Me gusta vivir por unos minutos en otra época. No me malinterpreten: no siento ninguna nostalgia por las desdichas del pasado pero, aun así, me gustan las fotografías de hace varias décadas. Especialmente si esas fotografías están tomadas en lugares que conozco, que conozco muy bien, y si en ellas aparecen personas que por alguna razón tienen algún tipo de vinculación sentimental conmigo. Hablar de fotografías en un artículo periodístico es uno de los temas más recurrentes pero, perdónenme, hoy no estoy por la labor de innovar.

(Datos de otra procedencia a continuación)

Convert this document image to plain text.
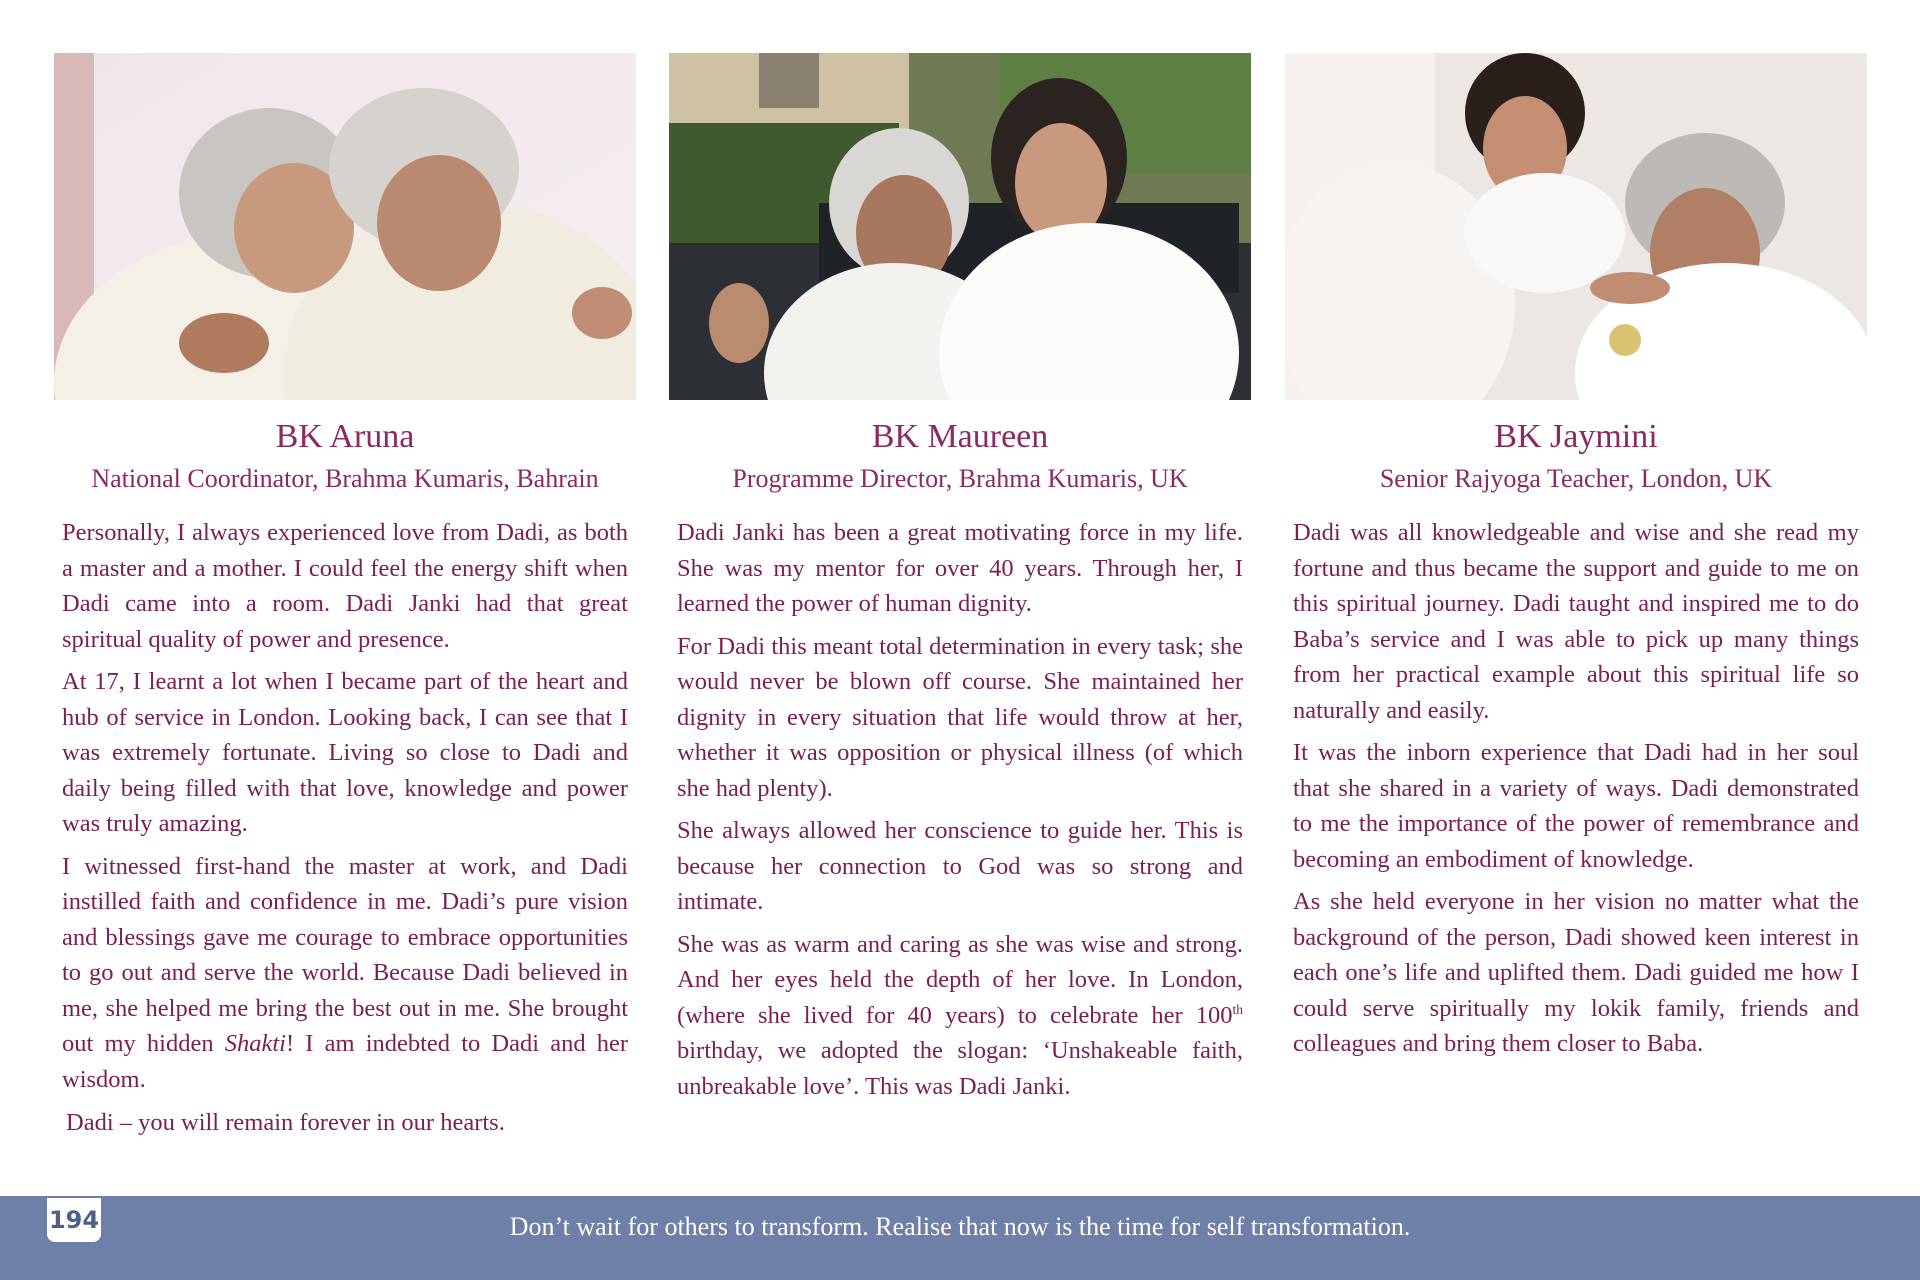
BK Aruna
National Coordinator, Brahma Kumaris, Bahrain

Personally, I always experienced love from Dadi, as both a master and a mother. I could feel the energy shift when Dadi came into a room. Dadi Janki had that great spiritual quality of power and presence.

At 17, I learnt a lot when I became part of the heart and hub of service in London. Looking back, I can see that I was extremely fortunate. Living so close to Dadi and daily being filled with that love, knowledge and power was truly amazing.

I witnessed first-hand the master at work, and Dadi instilled faith and confidence in me. Dadi’s pure vision and blessings gave me courage to embrace opportunities to go out and serve the world. Because Dadi believed in me, she helped me bring the best out in me. She brought out my hidden Shakti! I am indebted to Dadi and her wisdom.

Dadi – you will remain forever in our hearts.

BK Maureen
Programme Director, Brahma Kumaris, UK

Dadi Janki has been a great motivating force in my life. She was my mentor for over 40 years. Through her, I learned the power of human dignity.

For Dadi this meant total determination in every task; she would never be blown off course. She maintained her dignity in every situation that life would throw at her, whether it was opposition or physical illness (of which she had plenty).

She always allowed her conscience to guide her. This is because her connection to God was so strong and intimate.

She was as warm and caring as she was wise and strong. And her eyes held the depth of her love. In London, (where she lived for 40 years) to celebrate her 100th birthday, we adopted the slogan: ‘Unshakeable faith, unbreakable love’. This was Dadi Janki.

BK Jaymini
Senior Rajyoga Teacher, London, UK

Dadi was all knowledgeable and wise and she read my fortune and thus became the support and guide to me on this spiritual journey. Dadi taught and inspired me to do Baba’s service and I was able to pick up many things from her practical example about this spiritual life so naturally and easily.

It was the inborn experience that Dadi had in her soul that she shared in a variety of ways. Dadi demonstrated to me the importance of the power of remembrance and becoming an embodiment of knowledge.

As she held everyone in her vision no matter what the background of the person, Dadi showed keen interest in each one’s life and uplifted them. Dadi guided me how I could serve spiritually my lokik family, friends and colleagues and bring them closer to Baba.

194	Don’t wait for others to transform. Realise that now is the time for self transformation.
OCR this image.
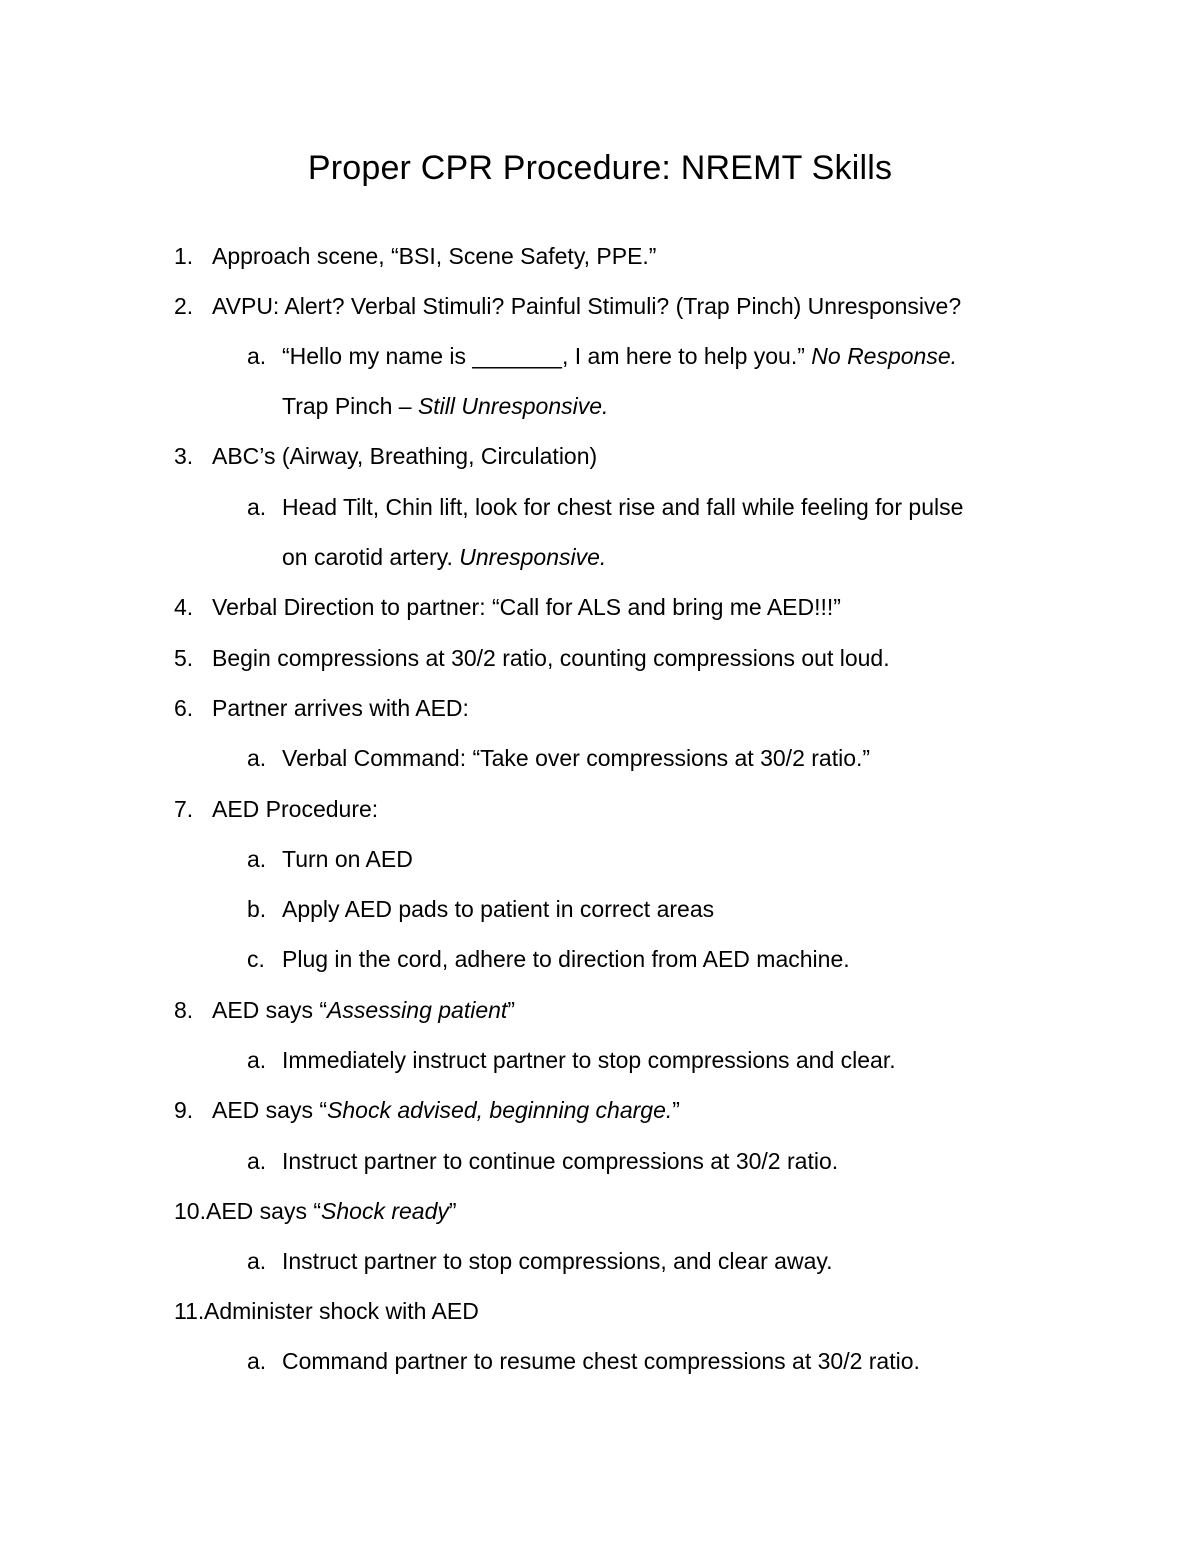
Proper CPR Procedure: NREMT Skills
1. Approach scene, “BSI, Scene Safety, PPE.”
2. AVPU: Alert? Verbal Stimuli? Painful Stimuli? (Trap Pinch) Unresponsive?
a. “Hello my name is _______, I am here to help you.” No Response.
Trap Pinch – Still Unresponsive.
3. ABC’s (Airway, Breathing, Circulation)
a. Head Tilt, Chin lift, look for chest rise and fall while feeling for pulse
on carotid artery. Unresponsive.
4. Verbal Direction to partner: “Call for ALS and bring me AED!!!”
5. Begin compressions at 30/2 ratio, counting compressions out loud.
6. Partner arrives with AED:
a. Verbal Command: “Take over compressions at 30/2 ratio.”
7. AED Procedure:
a. Turn on AED
b. Apply AED pads to patient in correct areas
c. Plug in the cord, adhere to direction from AED machine.
8. AED says “Assessing patient”
a. Immediately instruct partner to stop compressions and clear.
9. AED says “Shock advised, beginning charge.”
a. Instruct partner to continue compressions at 30/2 ratio.
10. AED says “Shock ready”
a. Instruct partner to stop compressions, and clear away.
11. Administer shock with AED
a. Command partner to resume chest compressions at 30/2 ratio.
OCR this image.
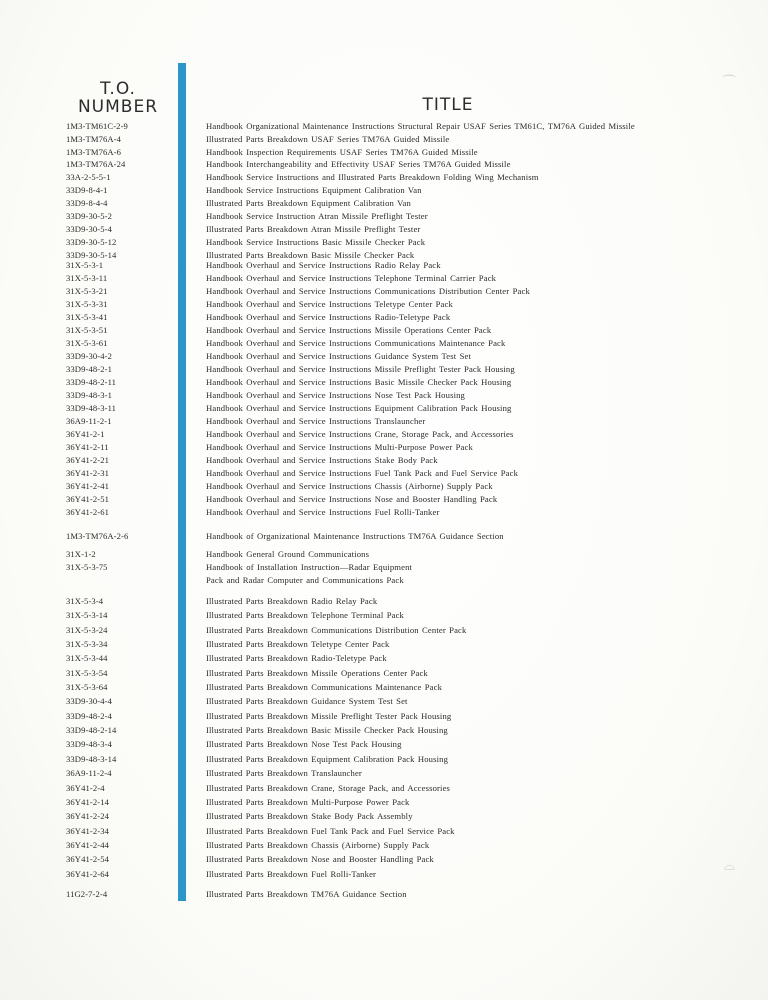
T.O.
NUMBER	TITLE
1M3-TM61C-2-9	Handbook Organizational Maintenance Instructions Structural Repair USAF Series TM61C, TM76A Guided Missile
1M3-TM76A-4	Illustrated Parts Breakdown USAF Series TM76A Guided Missile
1M3-TM76A-6	Handbook Inspection Requirements USAF Series TM76A Guided Missile
1M3-TM76A-24	Handbook Interchangeability and Effectivity USAF Series TM76A Guided Missile
33A-2-5-5-1	Handbook Service Instructions and Illustrated Parts Breakdown Folding Wing Mechanism
33D9-8-4-1	Handbook Service Instructions Equipment Calibration Van
33D9-8-4-4	Illustrated Parts Breakdown Equipment Calibration Van
33D9-30-5-2	Handbook Service Instruction Atran Missile Preflight Tester
33D9-30-5-4	Illustrated Parts Breakdown Atran Missile Preflight Tester
33D9-30-5-12	Handbook Service Instructions Basic Missile Checker Pack
33D9-30-5-14	Illustrated Parts Breakdown Basic Missile Checker Pack
31X-5-3-1	Handbook Overhaul and Service Instructions Radio Relay Pack
31X-5-3-11	Handbook Overhaul and Service Instructions Telephone Terminal Carrier Pack
31X-5-3-21	Handbook Overhaul and Service Instructions Communications Distribution Center Pack
31X-5-3-31	Handbook Overhaul and Service Instructions Teletype Center Pack
31X-5-3-41	Handbook Overhaul and Service Instructions Radio-Teletype Pack
31X-5-3-51	Handbook Overhaul and Service Instructions Missile Operations Center Pack
31X-5-3-61	Handbook Overhaul and Service Instructions Communications Maintenance Pack
33D9-30-4-2	Handbook Overhaul and Service Instructions Guidance System Test Set
33D9-48-2-1	Handbook Overhaul and Service Instructions Missile Preflight Tester Pack Housing
33D9-48-2-11	Handbook Overhaul and Service Instructions Basic Missile Checker Pack Housing
33D9-48-3-1	Handbook Overhaul and Service Instructions Nose Test Pack Housing
33D9-48-3-11	Handbook Overhaul and Service Instructions Equipment Calibration Pack Housing
36A9-11-2-1	Handbook Overhaul and Service Instructions Translauncher
36Y41-2-1	Handbook Overhaul and Service Instructions Crane, Storage Pack, and Accessories
36Y41-2-11	Handbook Overhaul and Service Instructions Multi-Purpose Power Pack
36Y41-2-21	Handbook Overhaul and Service Instructions Stake Body Pack
36Y41-2-31	Handbook Overhaul and Service Instructions Fuel Tank Pack and Fuel Service Pack
36Y41-2-41	Handbook Overhaul and Service Instructions Chassis (Airborne) Supply Pack
36Y41-2-51	Handbook Overhaul and Service Instructions Nose and Booster Handling Pack
36Y41-2-61	Handbook Overhaul and Service Instructions Fuel Rolli-Tanker
1M3-TM76A-2-6	Handbook of Organizational Maintenance Instructions TM76A Guidance Section
31X-1-2	Handbook General Ground Communications
31X-5-3-75	Handbook of Installation Instruction—Radar Equipment
Pack and Radar Computer and Communications Pack
31X-5-3-4	Illustrated Parts Breakdown Radio Relay Pack
31X-5-3-14	Illustrated Parts Breakdown Telephone Terminal Pack
31X-5-3-24	Illustrated Parts Breakdown Communications Distribution Center Pack
31X-5-3-34	Illustrated Parts Breakdown Teletype Center Pack
31X-5-3-44	Illustrated Parts Breakdown Radio-Teletype Pack
31X-5-3-54	Illustrated Parts Breakdown Missile Operations Center Pack
31X-5-3-64	Illustrated Parts Breakdown Communications Maintenance Pack
33D9-30-4-4	Illustrated Parts Breakdown Guidance System Test Set
33D9-48-2-4	Illustrated Parts Breakdown Missile Preflight Tester Pack Housing
33D9-48-2-14	Illustrated Parts Breakdown Basic Missile Checker Pack Housing
33D9-48-3-4	Illustrated Parts Breakdown Nose Test Pack Housing
33D9-48-3-14	Illustrated Parts Breakdown Equipment Calibration Pack Housing
36A9-11-2-4	Illustrated Parts Breakdown Translauncher
36Y41-2-4	Illustrated Parts Breakdown Crane, Storage Pack, and Accessories
36Y41-2-14	Illustrated Parts Breakdown Multi-Purpose Power Pack
36Y41-2-24	Illustrated Parts Breakdown Stake Body Pack Assembly
36Y41-2-34	Illustrated Parts Breakdown Fuel Tank Pack and Fuel Service Pack
36Y41-2-44	Illustrated Parts Breakdown Chassis (Airborne) Supply Pack
36Y41-2-54	Illustrated Parts Breakdown Nose and Booster Handling Pack
36Y41-2-64	Illustrated Parts Breakdown Fuel Rolli-Tanker
11G2-7-2-4	Illustrated Parts Breakdown TM76A Guidance Section
⌒
⌓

Desde hace siglo y medio, tiempo en el que la fotografía empezó a popularizarse, vivimos en un mundo capaz de captar instantes que nunca volverán a repetirse. Este avance técnico, unido a la fuerza de la imaginación humana, nos permite realizar desde nuestra imaginación un apasionante viaje en el tiempo que por un momento, nos coloque junto a nuestros bisabuelos y podamos contemplar, al menos desde nuestra difuminada mirada actual, unas pinceladas de lo que fue su vida. Así, en álbumes familiares, o bien a través de la ya necesaria e irrenunciable herramienta de Internet, podemos contemplar diversas escenas de gente: el marido y la mujer vestidos con traje de domingo para una foto que durará toda la vida, dos jóvenes trabajando en una fragua, el pueblo reunido en la plaza mayor a la salida de misa el día del Santo Patrón de la localidad de que se trate.
Contemplas y puedes constatar la vestimenta, los trajes, la fisonomía del paisaje que, si es de un lugar conocido, aún resulta amigablemente familiar, y te recuerda que lo que estás viendo fue real, y fue en color. Que existió. Que no lo viviste pero lo sientes como tuyo. Sabes que en esas fotos aparecen tus familiares, tus antepasados. Son aquellos protagonistas de las historias que toda la vida hemos oído contar a nuestros abuelos. Son los que jugaban a la pelota los domingos en el trinquete o los que a falta de cine y televisión, representaban comedias el Domingo de Resurrección.